Oßweil war bereits 900 Jahre alt, als Ludwigsburg gegründet wurde. Deshalb wird jetzt der 1200. Geburtstag gefeiert, mit einem großen Festwochenende im Juli – und einer Festschrift, die schon jetzt erhältlich ist.

Ludwigsburg - Da ist der Gemeinderat neulich eigens nach Straßburg gefahren, um sich Züge des Bus-Rapid-Transit-Systems anzusehen. Dabei hätte ein Blick in die Ludwigsburger Historie auch sehr aufschlussreich sein können: Schon Anfang des 20. Jahrhunderts verkehrte eine sogenannte gleislose Oberleitungsbahn zwischen Aldingen, Hoheneck und dem Ludwigsburger Bahnhof. Und damals war sogar Oßweil schon an dieses Stadtbahnnetz angeschlossen. Nachzulesen ist das in der Festschrift, die anlässlich der 1200-Jahr-Feier im Stadtteil erschienen ist.

 

Oßweil war bereits 900 Jahre alt, als Ludwigsburg gegründet wurde. Die Stadtteilbewohner verweisen gern darauf. Dennoch habe das einstige Dorf Ludwigsburg einiges zu verdanken, schreibt Kai Naumann, der Leiter des Redaktionsteams der Festschrift, in einem Beitrag. Da war zum einen die Nähe zur Militärgarnison, die dafür sorgte, dass Oßweil – anders als die meisten Gemeinden im Großraum – im 19. Jahrhundert nicht verarmte. Auch die Eingemeindung, die übrigens wegen des Anschlusses an jene gleislose Oberleitungsbahn forciert und 1922 realisiert wurde, habe sicher die notwendige Modernisierung mit sich gebracht, schreibt Naumann. Im Übrigen sei Oßweil bei allem Wandel zumindest landschaftlich nahezu unversehrt geblieben. Die Zahl der Einwohner hat sich zwischen 1950 und 1988 verdoppelt: Heute leben 10 800 Menschen in dem Stadtteil.
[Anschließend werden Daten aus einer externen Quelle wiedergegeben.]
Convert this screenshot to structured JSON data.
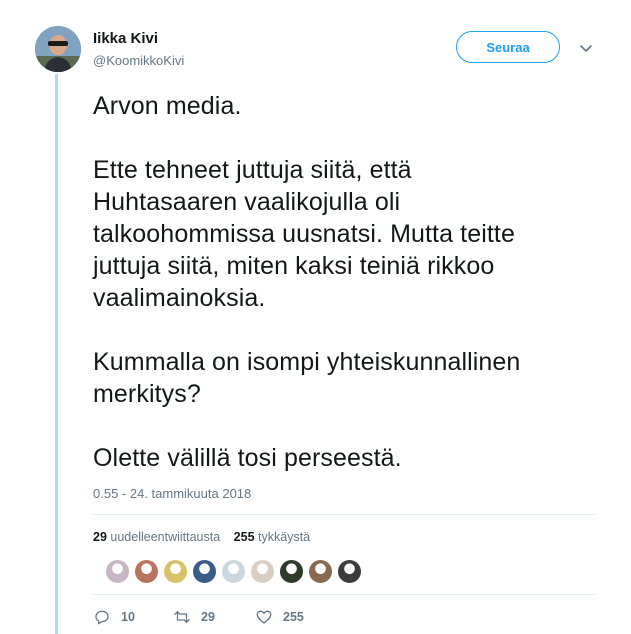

Die Originalurkunden gibt es nicht mehr

Das Redaktionsteam der Festschrift als auch die Veranstalter des Festreigens im Jubiläumsjahr sind noch bis 2015 davon ausgegangen, dass die 1200er-Marke erst 2017 erreicht sein wird. Es gab widersprüchliche Hinweise auf die erste urkundliche Erwähnung des Weilers. Dabei handelt es sich um eine Schenkungsurkunde an das Kloster Murrhardt. „Es gibt da nur Abschriften, und die sind schwer zu lesen“, sagt Naumann. „Die Originalurkunden sind verloren gegangen. Seit dem Frühjahr 2015 aber steht fest, dass das Datum 816 ist“, sagt Naumann. So mussten sich die Macher der Festschrift mächtig sputen, um zeitig drucken zu können. Im Resultat sieht es nun aus, als wäre das gar kein Problem gewesen, weil viele Oßweiler bereit standen, um endlich ihre Fotos, Anekdoten und Erinnerungen zur Stadtteilgeschichte beisteuern zu können.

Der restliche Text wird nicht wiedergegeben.